Así que, en el año 2023 y 2024, las empresas han peleado por conseguir encontrar un Santo Grial de difícil alcance: videojuegos más potentes, más caros y más complejos que no sólo recuperen sus elevados costes, sino que también generen muchos beneficios. Si la prioridad es gastar mucho dinero para multiplicarlo exponencialmente, entonces el coste de fracasar, de no gustar a los jugadores y, sobre todo, de obtener malas ventas es muchísimo mayor. Para intentar protegerse de esto, las empresas tratan de jugar a lo seguro. Reeditar juegos ya hechos, expandir franquicias ya existentes o volver a contar historias ya contadas no sólo abaratan ciertas partes del proceso de creación de los videojuegos, sino que garantizan que al menos un sector del público acogerá la idea con ganas, movidos por sus sentimientos previos hacia las series o personajes.

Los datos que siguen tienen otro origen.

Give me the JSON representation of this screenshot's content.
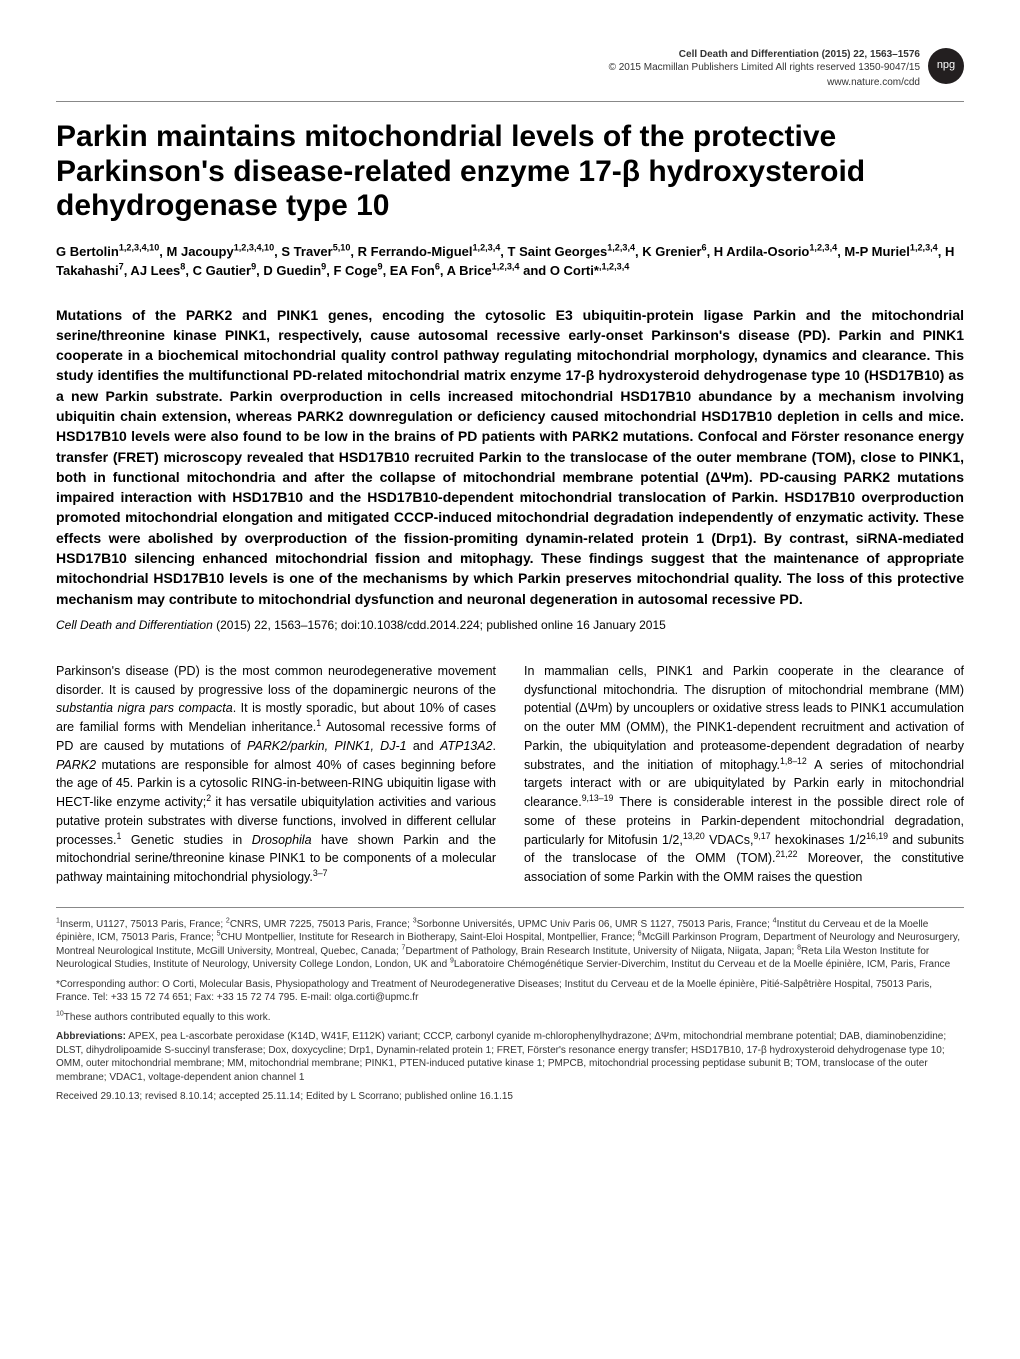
{
  "header": {
    "journal_line": "Cell Death and Differentiation (2015) 22, 1563–1576",
    "copyright_line": "© 2015 Macmillan Publishers Limited  All rights reserved 1350-9047/15",
    "url": "www.nature.com/cdd",
    "badge": "npg"
  },
  "title": "Parkin maintains mitochondrial levels of the protective Parkinson's disease-related enzyme 17-β hydroxysteroid dehydrogenase type 10",
  "authors_html": "G Bertolin<sup>1,2,3,4,10</sup>, M Jacoupy<sup>1,2,3,4,10</sup>, S Traver<sup>5,10</sup>, R Ferrando-Miguel<sup>1,2,3,4</sup>, T Saint Georges<sup>1,2,3,4</sup>, K Grenier<sup>6</sup>, H Ardila-Osorio<sup>1,2,3,4</sup>, M-P Muriel<sup>1,2,3,4</sup>, H Takahashi<sup>7</sup>, AJ Lees<sup>8</sup>, C Gautier<sup>9</sup>, D Guedin<sup>9</sup>, F Coge<sup>9</sup>, EA Fon<sup>6</sup>, A Brice<sup>1,2,3,4</sup> and O Corti*<sup>,1,2,3,4</sup>",
  "abstract": "Mutations of the PARK2 and PINK1 genes, encoding the cytosolic E3 ubiquitin-protein ligase Parkin and the mitochondrial serine/threonine kinase PINK1, respectively, cause autosomal recessive early-onset Parkinson's disease (PD). Parkin and PINK1 cooperate in a biochemical mitochondrial quality control pathway regulating mitochondrial morphology, dynamics and clearance. This study identifies the multifunctional PD-related mitochondrial matrix enzyme 17-β hydroxysteroid dehydrogenase type 10 (HSD17B10) as a new Parkin substrate. Parkin overproduction in cells increased mitochondrial HSD17B10 abundance by a mechanism involving ubiquitin chain extension, whereas PARK2 downregulation or deficiency caused mitochondrial HSD17B10 depletion in cells and mice. HSD17B10 levels were also found to be low in the brains of PD patients with PARK2 mutations. Confocal and Förster resonance energy transfer (FRET) microscopy revealed that HSD17B10 recruited Parkin to the translocase of the outer membrane (TOM), close to PINK1, both in functional mitochondria and after the collapse of mitochondrial membrane potential (ΔΨm). PD-causing PARK2 mutations impaired interaction with HSD17B10 and the HSD17B10-dependent mitochondrial translocation of Parkin. HSD17B10 overproduction promoted mitochondrial elongation and mitigated CCCP-induced mitochondrial degradation independently of enzymatic activity. These effects were abolished by overproduction of the fission-promiting dynamin-related protein 1 (Drp1). By contrast, siRNA-mediated HSD17B10 silencing enhanced mitochondrial fission and mitophagy. These findings suggest that the maintenance of appropriate mitochondrial HSD17B10 levels is one of the mechanisms by which Parkin preserves mitochondrial quality. The loss of this protective mechanism may contribute to mitochondrial dysfunction and neuronal degeneration in autosomal recessive PD.",
  "citation": {
    "journal": "Cell Death and Differentiation",
    "rest": " (2015) 22, 1563–1576; doi:10.1038/cdd.2014.224; published online 16 January 2015"
  },
  "body": {
    "col1_html": "Parkinson's disease (PD) is the most common neurodegenerative movement disorder. It is caused by progressive loss of the dopaminergic neurons of the <i>substantia nigra pars compacta</i>. It is mostly sporadic, but about 10% of cases are familial forms with Mendelian inheritance.<sup>1</sup> Autosomal recessive forms of PD are caused by mutations of <i>PARK2/parkin, PINK1, DJ-1</i> and <i>ATP13A2</i>. <i>PARK2</i> mutations are responsible for almost 40% of cases beginning before the age of 45. Parkin is a cytosolic RING-in-between-RING ubiquitin ligase with HECT-like enzyme activity;<sup>2</sup> it has versatile ubiquitylation activities and various putative protein substrates with diverse functions, involved in different cellular processes.<sup>1</sup> Genetic studies in <i>Drosophila</i> have shown Parkin and the mitochondrial serine/threonine kinase PINK1 to be components of a molecular pathway maintaining mitochondrial physiology.<sup>3–7</sup>",
    "col2_html": "In mammalian cells, PINK1 and Parkin cooperate in the clearance of dysfunctional mitochondria. The disruption of mitochondrial membrane (MM) potential (ΔΨm) by uncouplers or oxidative stress leads to PINK1 accumulation on the outer MM (OMM), the PINK1-dependent recruitment and activation of Parkin, the ubiquitylation and proteasome-dependent degradation of nearby substrates, and the initiation of mitophagy.<sup>1,8–12</sup> A series of mitochondrial targets interact with or are ubiquitylated by Parkin early in mitochondrial clearance.<sup>9,13–19</sup> There is considerable interest in the possible direct role of some of these proteins in Parkin-dependent mitochondrial degradation, particularly for Mitofusin 1/2,<sup>13,20</sup> VDACs,<sup>9,17</sup> hexokinases 1/2<sup>16,19</sup> and subunits of the translocase of the OMM (TOM).<sup>21,22</sup> Moreover, the constitutive association of some Parkin with the OMM raises the question"
  },
  "footnotes": {
    "affiliations_html": "<sup>1</sup>Inserm, U1127, 75013 Paris, France; <sup>2</sup>CNRS, UMR 7225, 75013 Paris, France; <sup>3</sup>Sorbonne Universités, UPMC Univ Paris 06, UMR S 1127, 75013 Paris, France; <sup>4</sup>Institut du Cerveau et de la Moelle épinière, ICM, 75013 Paris, France; <sup>5</sup>CHU Montpellier, Institute for Research in Biotherapy, Saint-Eloi Hospital, Montpellier, France; <sup>6</sup>McGill Parkinson Program, Department of Neurology and Neurosurgery, Montreal Neurological Institute, McGill University, Montreal, Quebec, Canada; <sup>7</sup>Department of Pathology, Brain Research Institute, University of Niigata, Niigata, Japan; <sup>8</sup>Reta Lila Weston Institute for Neurological Studies, Institute of Neurology, University College London, London, UK and <sup>9</sup>Laboratoire Chémogénétique Servier-Diverchim, Institut du Cerveau et de la Moelle épinière, ICM, Paris, France",
    "corresponding": "*Corresponding author: O Corti, Molecular Basis, Physiopathology and Treatment of Neurodegenerative Diseases; Institut du Cerveau et de la Moelle épinière, Pitié-Salpêtrière Hospital, 75013 Paris, France. Tel: +33 15 72 74 651; Fax: +33 15 72 74 795. E-mail: olga.corti@upmc.fr",
    "equal": "10These authors contributed equally to this work.",
    "abbreviations_html": "<b>Abbreviations:</b> APEX, pea L-ascorbate peroxidase (K14D, W41F, E112K) variant; CCCP, carbonyl cyanide m-chlorophenylhydrazone; ΔΨm, mitochondrial membrane potential; DAB, diaminobenzidine; DLST, dihydrolipoamide S-succinyl transferase; Dox, doxycycline; Drp1, Dynamin-related protein 1; FRET, Förster's resonance energy transfer; HSD17B10, 17-β hydroxysteroid dehydrogenase type 10; OMM, outer mitochondrial membrane; MM, mitochondrial membrane; PINK1, PTEN-induced putative kinase 1; PMPCB, mitochondrial processing peptidase subunit B; TOM, translocase of the outer membrane; VDAC1, voltage-dependent anion channel 1",
    "dates": "Received 29.10.13; revised 8.10.14; accepted 25.11.14; Edited by L Scorrano; published online 16.1.15"
  }
}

Pero ¿cuánto tiempo puede sostener la industria este ritmo de constante regurgitación y reciclaje de ideas? ¿Cuánto tiempo pueden pasar los jugadores consumiendo el mismo producto, una y otra vez, antes de acabar por fatigarse y dirigir su interés hacia otras cosas? Como suele ser habitual, pero ahora más que nunca, al final es la creatividad de las personas individuales, de los diseñadores, guionistas, y, sobre todo, de los desarrolladores independientes la que aporta notas de aire fresco y, en última instancia, hace que el medio progrese y mejore. Pero si el grueso de los despidos y de los cierres, si la repercusión de la búsqueda de crecimiento exponencial por parte de las grandes empresas acaba perjudicando precisamente a estos, a los trabajadores y a los estudios más pequeños, el panorama puede volverse muy aciago en los próximos años. A lo mejor, dentro de no tan poco, ya no quedan ideas que reciclar. Si la situación acabase por estallar (y no sería la primera vez, dentro del medio), ¿se advendría una industria totalmente nueva y mejor que esta, o desaparecería para siempre lo que nos gusta de los videojuegos?